上院(定数100)は賛成50、反対48の僅差で承認した。人事案に反対を表明していた共和党のリサ・マカウスキ議員は棄権し、同党のスティーブ・デインズ議員は娘の結婚式に参加するため地元のモンタナ州に戻り本会議に参加しなかった。野党・民主党はカバノー氏の性的暴行疑惑などを理由に承認に強く反発してきたが及ばなかった。

トランプ氏は6日、遊説先のカンザス州で記者団に「カバノー氏は長年にわたって卓越した最高裁判事となるだろう」と語った。

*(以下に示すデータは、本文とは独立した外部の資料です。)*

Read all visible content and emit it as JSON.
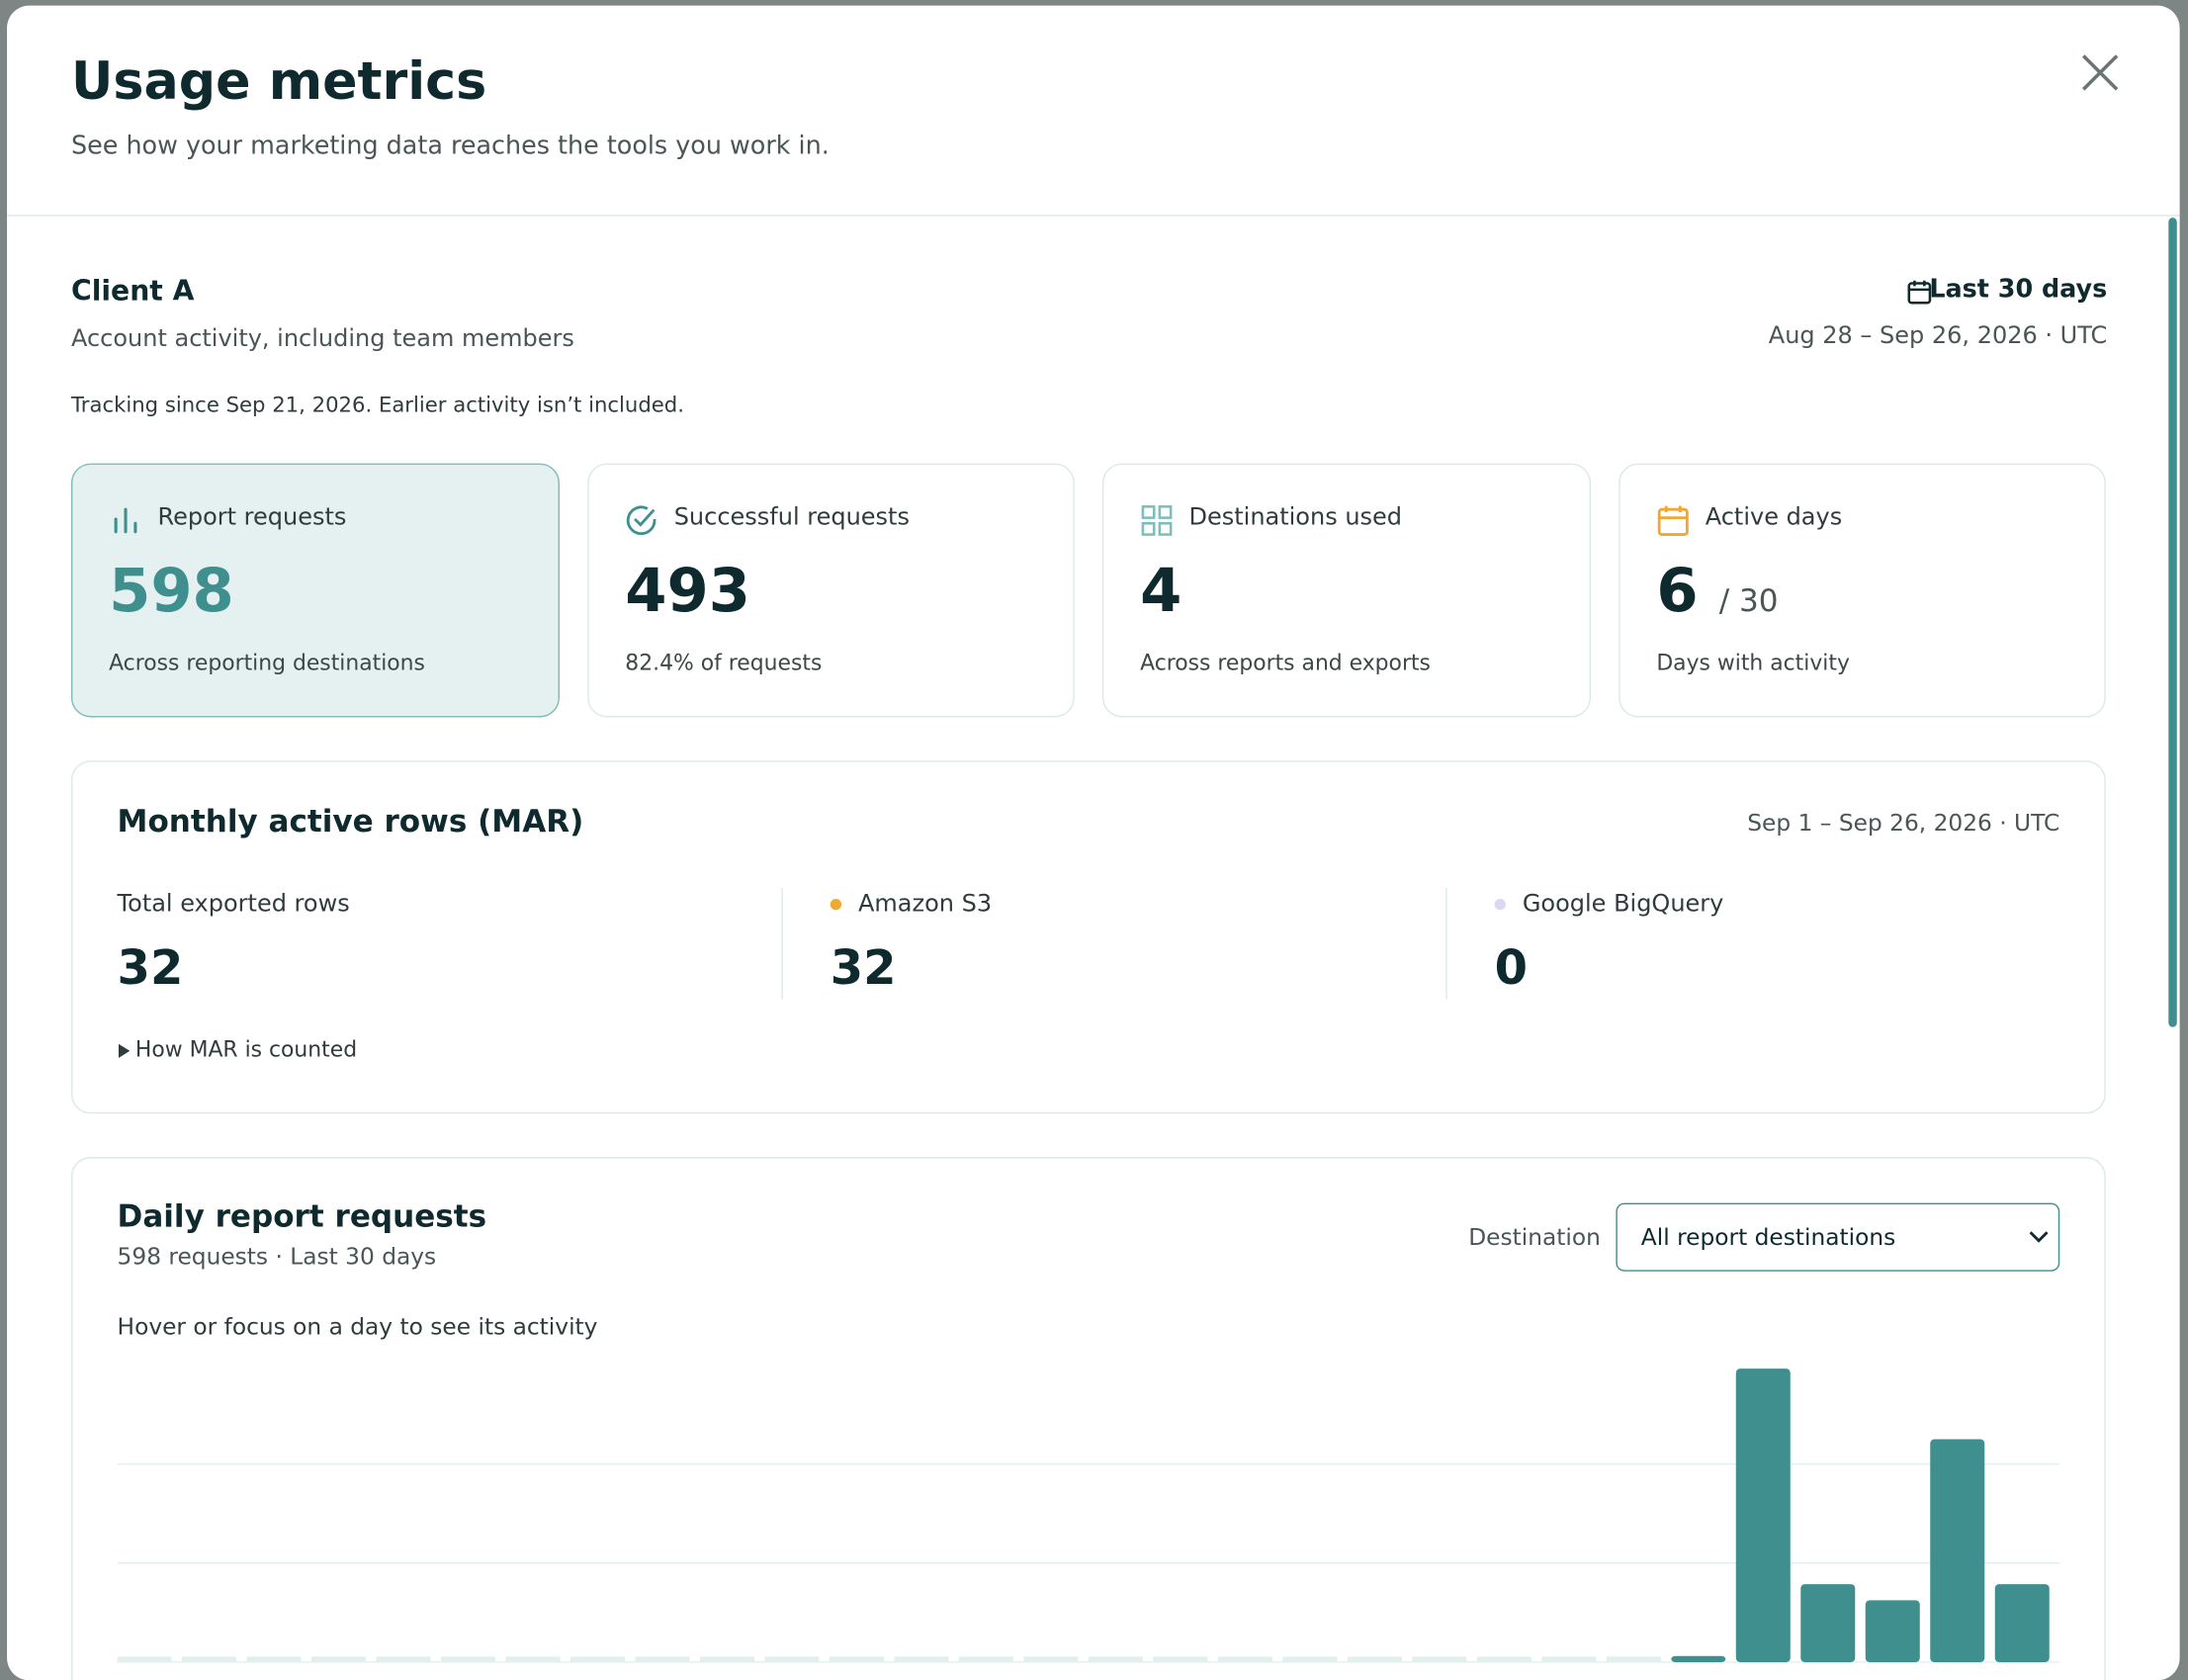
{
  "header": {
    "title": "Usage metrics",
    "subtitle": "See how your marketing data reaches the tools you work in."
  },
  "client": {
    "name": "Client A",
    "description": "Account activity, including team members",
    "range_label": "Last 30 days",
    "range": "Aug 28 – Sep 26, 2026 · UTC",
    "note": "Tracking since Sep 21, 2026. Earlier activity isn’t included."
  },
  "cards": [
    {
      "label": "Report requests",
      "value": 598,
      "caption": "Across reporting destinations"
    },
    {
      "label": "Successful requests",
      "value": 493,
      "caption": "82.4% of requests"
    },
    {
      "label": "Destinations used",
      "value": 4,
      "caption": "Across reports and exports"
    },
    {
      "label": "Active days",
      "value": 6,
      "suffix": "/ 30",
      "caption": "Days with activity"
    }
  ],
  "mar": {
    "title": "Monthly active rows (MAR)",
    "range": "Sep 1 – Sep 26, 2026 · UTC",
    "stats": [
      {
        "label": "Total exported rows",
        "value": 32
      },
      {
        "label": "Amazon S3",
        "value": 32,
        "color": "#f0a830"
      },
      {
        "label": "Google BigQuery",
        "value": 0,
        "color": "#dcd6f6"
      }
    ],
    "disclosure": "How MAR is counted"
  },
  "daily": {
    "title": "Daily report requests",
    "subtitle": "598 requests · Last 30 days",
    "filter_label": "Destination",
    "filter_value": "All report destinations",
    "hint": "Hover or focus on a day to see its activity"
  },
  "chart_data": {
    "type": "bar",
    "values": [
      0,
      0,
      0,
      0,
      0,
      0,
      0,
      0,
      0,
      0,
      0,
      0,
      0,
      0,
      0,
      0,
      0,
      0,
      0,
      0,
      0,
      0,
      0,
      0,
      5,
      237,
      63,
      50,
      180,
      63
    ],
    "color": "#3f8f8f",
    "empty_color": "#e2efee",
    "ylim": [
      0,
      240
    ],
    "yticks": [
      0,
      80,
      160
    ],
    "grid": true
  }
}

「(性的暴行疑惑などについての)民主党のひどい攻撃にカバノー氏が耐えたことを誇りに思う」とも強調した。

トランプ氏は7月に退任した中道保守派のケネディ判事の後任にカバノー氏を指名した。ケネディ氏は保守派が支持する個人の銃保有に賛成する一方、リベラル派が訴える同性婚を容認するなど案件に応じて判断を柔軟に変え、最高裁の判決を大きく左右してきた。カバノー氏の就任で最高裁判事9人のうち5人が保守派となり、判決が保守寄りに固定される公算が大きい。

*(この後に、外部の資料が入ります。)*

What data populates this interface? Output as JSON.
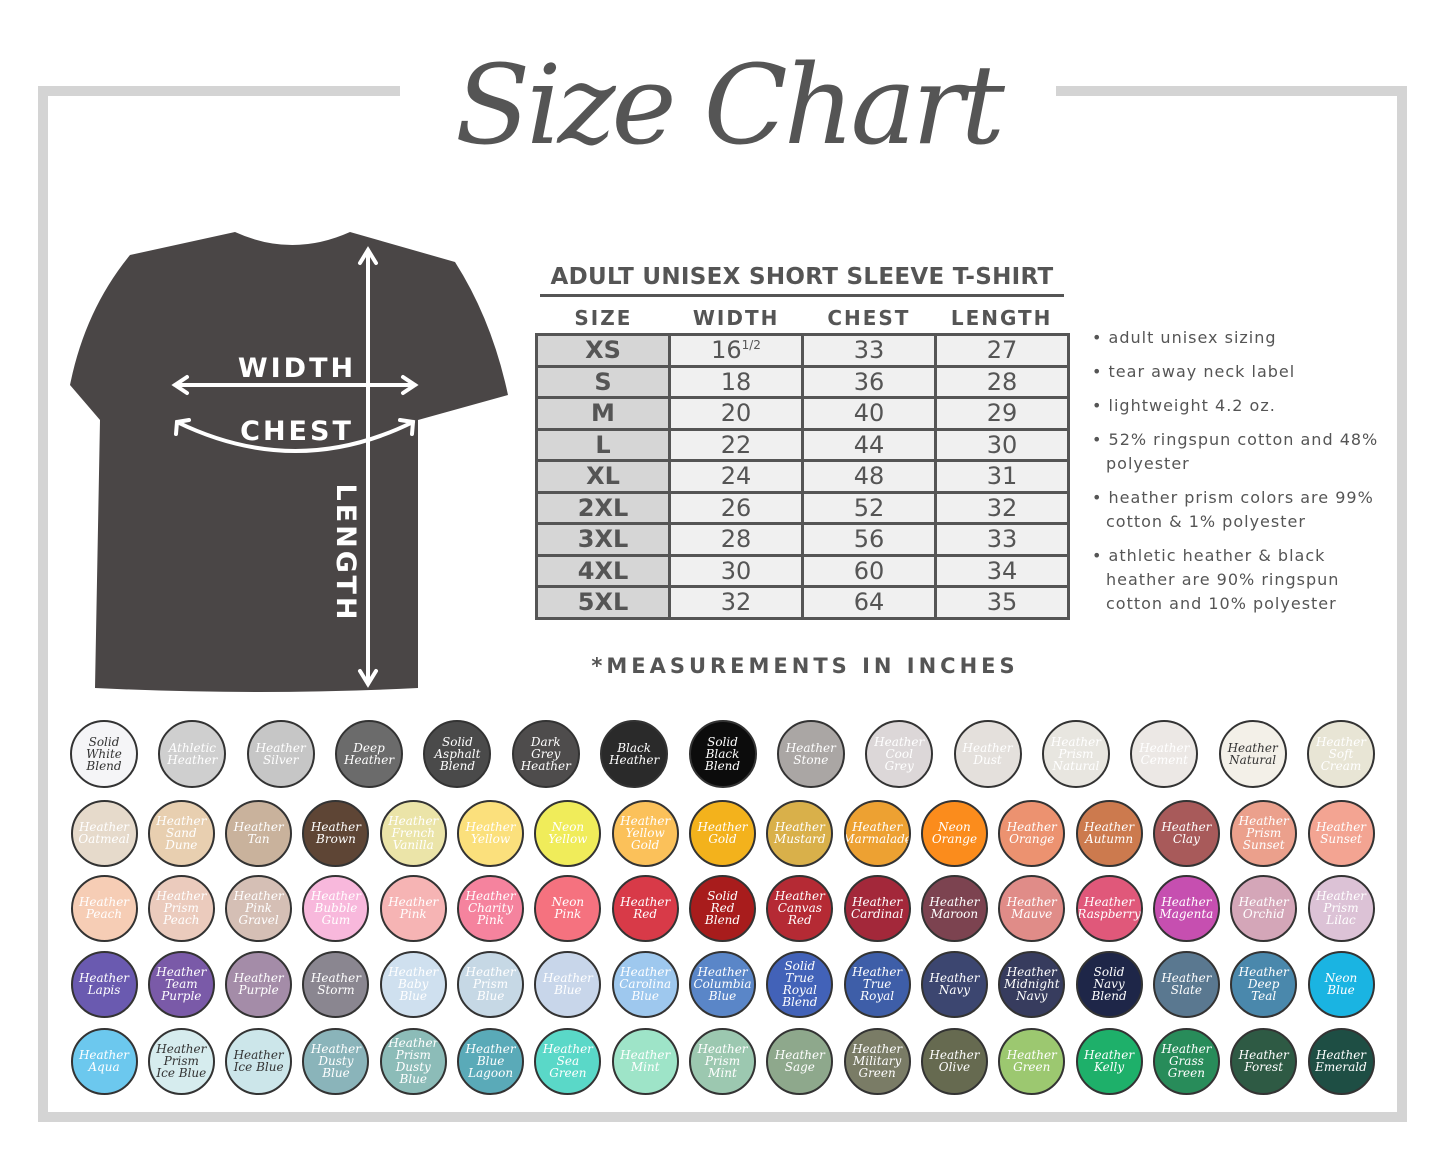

共和党はカバノー氏の承認を中間選挙に向けた追い風にしたい考えだ。共和党上院トップのマコネル院内総務も6日、採決に先立つ米メディアのインタビューで「反カバノー運動はすばらしい政治的な贈り物だ」と語った。カバノー氏の承認に抵抗する民主党が議会の多数派になることに共和党支持層が危機感を感じ、中間選挙で投票に行く可能性が高まったからだと説明した。

一方、民主党もカバノー氏の承認をテコに女性票の獲得を目指す。トランプ氏は2日のミシシッピ州の集会で性的暴行を議会公聴会で証言した女性のものまねを披露し笑いを誘い、ひんしゅくを買った。共和党は女性の証言を尊重する民主党の反発を押し切る形で強行採決に至った感は否めず、女性票が民主党に流れると指摘されている。

民主党のメイジー・ヒロノ上院議員は6日、ワシントンにある最高裁前で開いたカバノー氏に反対する集会で「私は怒っている。みなさんも怒っているでしょう」と語りかけた。「その怒りを中間選挙にしっかりぶつけましょう」と強調し、支持者の結束を訴えた。